15 tips to improve your on-camera interviews
Updated: Nov 19, 2020
We have all been there at one point or another. You secure a production team for your upcoming video, you hold a planning call to discuss every aspect of the project, you have a firm date for the shoot, and then the sinking feeling over sitting in front of a camera starts setting in. The good news is this is entirely normal, and we are here to ease those fears. Our team has put together 15 tips to prepare you ahead of your next interview, which should temper at least some of the natural anxiety that comes with speaking on-camera.
Whether you are a seasoned executive with hours of media training or you are preparing for your video debut, these tips will be a useful resource ahead of your next shoot.
We have split the tips into three main sections:
Preparing for your interview
Staging the set
Preparing for your interview
Tip #1 Prepare your talking points ahead of time.

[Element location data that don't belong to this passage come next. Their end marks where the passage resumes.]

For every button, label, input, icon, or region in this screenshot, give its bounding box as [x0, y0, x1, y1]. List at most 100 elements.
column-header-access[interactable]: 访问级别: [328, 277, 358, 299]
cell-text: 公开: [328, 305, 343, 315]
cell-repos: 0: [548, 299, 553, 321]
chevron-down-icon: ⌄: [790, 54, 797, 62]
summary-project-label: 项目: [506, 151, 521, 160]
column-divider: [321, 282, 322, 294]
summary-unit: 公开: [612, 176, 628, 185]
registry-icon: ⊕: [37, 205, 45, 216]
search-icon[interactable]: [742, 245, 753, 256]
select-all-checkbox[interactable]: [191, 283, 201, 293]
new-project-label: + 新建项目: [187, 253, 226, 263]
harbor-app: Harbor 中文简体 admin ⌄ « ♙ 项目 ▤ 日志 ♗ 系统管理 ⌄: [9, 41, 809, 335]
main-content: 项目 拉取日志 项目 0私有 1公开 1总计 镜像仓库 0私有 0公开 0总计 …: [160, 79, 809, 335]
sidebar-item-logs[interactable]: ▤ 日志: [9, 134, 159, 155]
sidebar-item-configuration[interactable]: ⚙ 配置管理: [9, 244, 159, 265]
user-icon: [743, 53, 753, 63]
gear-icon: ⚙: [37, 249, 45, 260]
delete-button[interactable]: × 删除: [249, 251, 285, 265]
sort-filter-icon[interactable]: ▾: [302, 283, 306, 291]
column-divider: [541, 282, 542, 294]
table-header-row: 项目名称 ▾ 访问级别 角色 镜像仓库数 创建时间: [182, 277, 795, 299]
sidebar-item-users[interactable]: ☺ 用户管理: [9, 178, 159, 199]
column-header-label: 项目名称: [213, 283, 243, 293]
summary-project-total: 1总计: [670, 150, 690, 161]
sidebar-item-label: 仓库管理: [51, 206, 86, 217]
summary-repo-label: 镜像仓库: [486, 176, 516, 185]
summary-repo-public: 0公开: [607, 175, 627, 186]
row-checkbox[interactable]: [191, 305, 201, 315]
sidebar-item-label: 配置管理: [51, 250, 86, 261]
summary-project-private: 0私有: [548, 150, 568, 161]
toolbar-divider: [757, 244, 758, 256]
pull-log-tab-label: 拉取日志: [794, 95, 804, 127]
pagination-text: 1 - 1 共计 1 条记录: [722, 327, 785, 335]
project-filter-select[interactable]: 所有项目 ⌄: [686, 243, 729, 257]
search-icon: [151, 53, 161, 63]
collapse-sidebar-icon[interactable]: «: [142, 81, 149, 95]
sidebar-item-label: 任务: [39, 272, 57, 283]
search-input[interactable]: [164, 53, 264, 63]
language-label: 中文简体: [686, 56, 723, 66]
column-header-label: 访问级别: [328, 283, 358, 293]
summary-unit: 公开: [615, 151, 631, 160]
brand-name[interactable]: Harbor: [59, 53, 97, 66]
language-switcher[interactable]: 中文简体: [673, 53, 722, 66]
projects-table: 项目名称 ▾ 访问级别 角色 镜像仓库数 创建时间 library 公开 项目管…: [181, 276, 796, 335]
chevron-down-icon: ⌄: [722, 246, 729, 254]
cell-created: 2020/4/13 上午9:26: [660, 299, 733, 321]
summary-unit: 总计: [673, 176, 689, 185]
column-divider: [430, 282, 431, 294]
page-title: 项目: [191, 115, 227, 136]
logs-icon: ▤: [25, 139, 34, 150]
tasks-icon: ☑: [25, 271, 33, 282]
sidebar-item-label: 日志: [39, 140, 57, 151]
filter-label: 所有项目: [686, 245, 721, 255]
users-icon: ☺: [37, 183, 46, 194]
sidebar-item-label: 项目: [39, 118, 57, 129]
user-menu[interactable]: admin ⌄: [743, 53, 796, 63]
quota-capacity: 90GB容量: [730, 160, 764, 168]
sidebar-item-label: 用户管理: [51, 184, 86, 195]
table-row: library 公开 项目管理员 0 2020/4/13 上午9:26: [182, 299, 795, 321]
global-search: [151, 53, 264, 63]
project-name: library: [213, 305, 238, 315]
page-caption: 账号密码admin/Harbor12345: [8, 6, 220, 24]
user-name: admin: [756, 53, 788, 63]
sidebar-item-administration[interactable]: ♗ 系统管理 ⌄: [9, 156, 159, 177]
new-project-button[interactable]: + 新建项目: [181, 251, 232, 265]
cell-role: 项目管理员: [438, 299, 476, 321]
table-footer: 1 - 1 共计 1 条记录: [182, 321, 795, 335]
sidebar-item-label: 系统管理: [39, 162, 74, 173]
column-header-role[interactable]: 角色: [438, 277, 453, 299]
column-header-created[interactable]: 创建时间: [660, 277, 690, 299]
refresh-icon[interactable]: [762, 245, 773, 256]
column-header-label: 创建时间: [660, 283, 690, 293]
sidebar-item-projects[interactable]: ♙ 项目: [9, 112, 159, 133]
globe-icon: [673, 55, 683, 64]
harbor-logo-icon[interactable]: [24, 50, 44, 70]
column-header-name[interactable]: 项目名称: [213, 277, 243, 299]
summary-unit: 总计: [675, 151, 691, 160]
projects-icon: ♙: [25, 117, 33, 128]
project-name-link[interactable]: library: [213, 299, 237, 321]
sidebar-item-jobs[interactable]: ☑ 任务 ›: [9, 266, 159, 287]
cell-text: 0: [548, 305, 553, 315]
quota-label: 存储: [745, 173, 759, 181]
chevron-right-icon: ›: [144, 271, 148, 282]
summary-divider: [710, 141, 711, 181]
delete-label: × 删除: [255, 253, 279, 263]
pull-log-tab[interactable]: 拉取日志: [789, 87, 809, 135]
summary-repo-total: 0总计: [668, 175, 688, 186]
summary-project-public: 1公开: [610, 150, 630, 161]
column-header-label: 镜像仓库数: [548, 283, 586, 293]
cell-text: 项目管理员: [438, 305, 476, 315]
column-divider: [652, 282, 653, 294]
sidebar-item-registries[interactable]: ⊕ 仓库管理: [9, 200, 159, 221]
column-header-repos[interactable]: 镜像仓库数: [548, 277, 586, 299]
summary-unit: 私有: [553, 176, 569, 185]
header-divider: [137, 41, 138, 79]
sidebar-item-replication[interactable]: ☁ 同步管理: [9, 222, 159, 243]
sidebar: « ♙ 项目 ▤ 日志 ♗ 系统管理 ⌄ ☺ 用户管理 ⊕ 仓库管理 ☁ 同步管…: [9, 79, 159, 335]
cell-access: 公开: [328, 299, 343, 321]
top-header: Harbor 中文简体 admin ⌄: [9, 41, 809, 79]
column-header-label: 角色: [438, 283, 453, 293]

Choose four or five points you want to cover in your segment. Remember, the more comfortable you are with your answers ahead of time, the more natural you will come across during the interview.
Tip #2 Be sure to add context to what you are saying.
You never want the viewer to feel like they have missed something, so when you answer an interview question, always start by rephrasing each question before providing an answer. Ex. "What is your favorite color?" "My favorite color is blue."
Tip #3 Avoid using empty words.
"Umms" and "uhs" and "likes." These words can be avoided by preparing your answers, as we have mentioned above. If you need to pause to gather your thoughts, pause, and start again when you are ready.
Tip #4 Rehearse, rehearse, rehearse.
Rehearse in front of a mirror, and or film yourself with a cell phone. If you aren't too shy, grab a friend or spouse to film so you can fully concentrate on the delivery of your talking points.
Tip #5 Rehearse but don't memorize.
You want to sound natural in your responses, so don't try to rush through the answers. Practice taking a thoughtful pause before answering the next question to ensure a more conversational speaking cadence. Unlike live performances and news broadcasts, this interview is not live, so you can stop and start over as many times as you need without fear of wrecking an entire production.
Tip #6 Think about your answers in soundbites.
Consider how your answers might be repurposed as standalone soundbites and try to keep your responses 1-3 sentences.
Tip #7 Limit industry jargon.
Avoid industry jargon unless your video is for a niche audience. The last thing you want to do is alienate a broader audience.
Tip #8 Pretend you are talking with a friend or colleague.
Think of this interview as a conversation with a colleague. Try not to get hung up on thinking about the future audience and instead focus on the interviewer and the present moment.
Staging the set
Tip #1 Prepare the shooting location ahead of time.
We are more than happy to make recommendations for your video, but these are a few things to consider when staging your set for filming. Ensure the room (or rooms) designated for filming is free of clutter and void of indoor noise like loud A/C units, printers, intercoms, closing doors, and external noises (as much as in your control) that occur outside of your office. Also, be sure that the room has at least two electric outlets for our team to run extension cords to our production equipment. If you are shooting in a less controlled environment, either outdoors or a high traffic area, you will need to note the many variables you and the production team will contend with. Our team will assess the space when they arrive, but you can avoid common nuisance interruptions if you have already done a sweep of the shooting location.
Tip #2 Make sure the set is available 30 minutes before and after your interview.
We recommend scheduling 30-minute padding to the shoot's front and end to give our production team ample time to set up and break down our production equipment.
Tip #1 Consider your wardrobe.
It's always a good idea to avoid loud patterns, i.e., polka dots, non-business logos, or pinstripes. If you wear glasses, you might consider taking them off if you don't have reflective lenses. Keep in mind that production lights are brighter than typical office lights, and if your lenses aren't anti-glare, they will catch these lights and quickly become a distraction for the viewer.
Tip #2 Inform your team and building staff (when applicable) of the shoot.
Ensure everyone knows that a film crew will be on-site ahead of the production to avoid unnecessary confusion, delays in production, and co-worker interruptions.
Tip #3 Arrive early.
If you are filming in a studio setting, consider arriving an extra few minutes early and taking a short walk to calm your nerves and get the lay of the land. Getting aquainted with an unfamiliar place can also help quell nervous energy and allow you to meet the people who you will be working with during the shoot.
Tip #4 Anticipate and plan for interruptions.
Interruptions happen. We will do what we can to limit avoidable interruptions but understand that they do happen. It might be an external environment noise like honking or dogs barking. Or it might be an on-set interruption like sudden hammering from the next room or our team needing to swap out a camera battery. It doesn't happen often, but we can't promise that it won't ever happen.
Tip #5 Bring your energy!
Be sure to bring some energy to your interview. If you are excited about what you are saying, your audience will be too! Be sure to get a good night's rest the night before and, if possible, avoid juggling too many tasks leading up to your interview. If you are distracted by a big project deadline, our cameras will know, and the viewers will know. We also recommend not scheduling big meetings before your interview, whenever possible.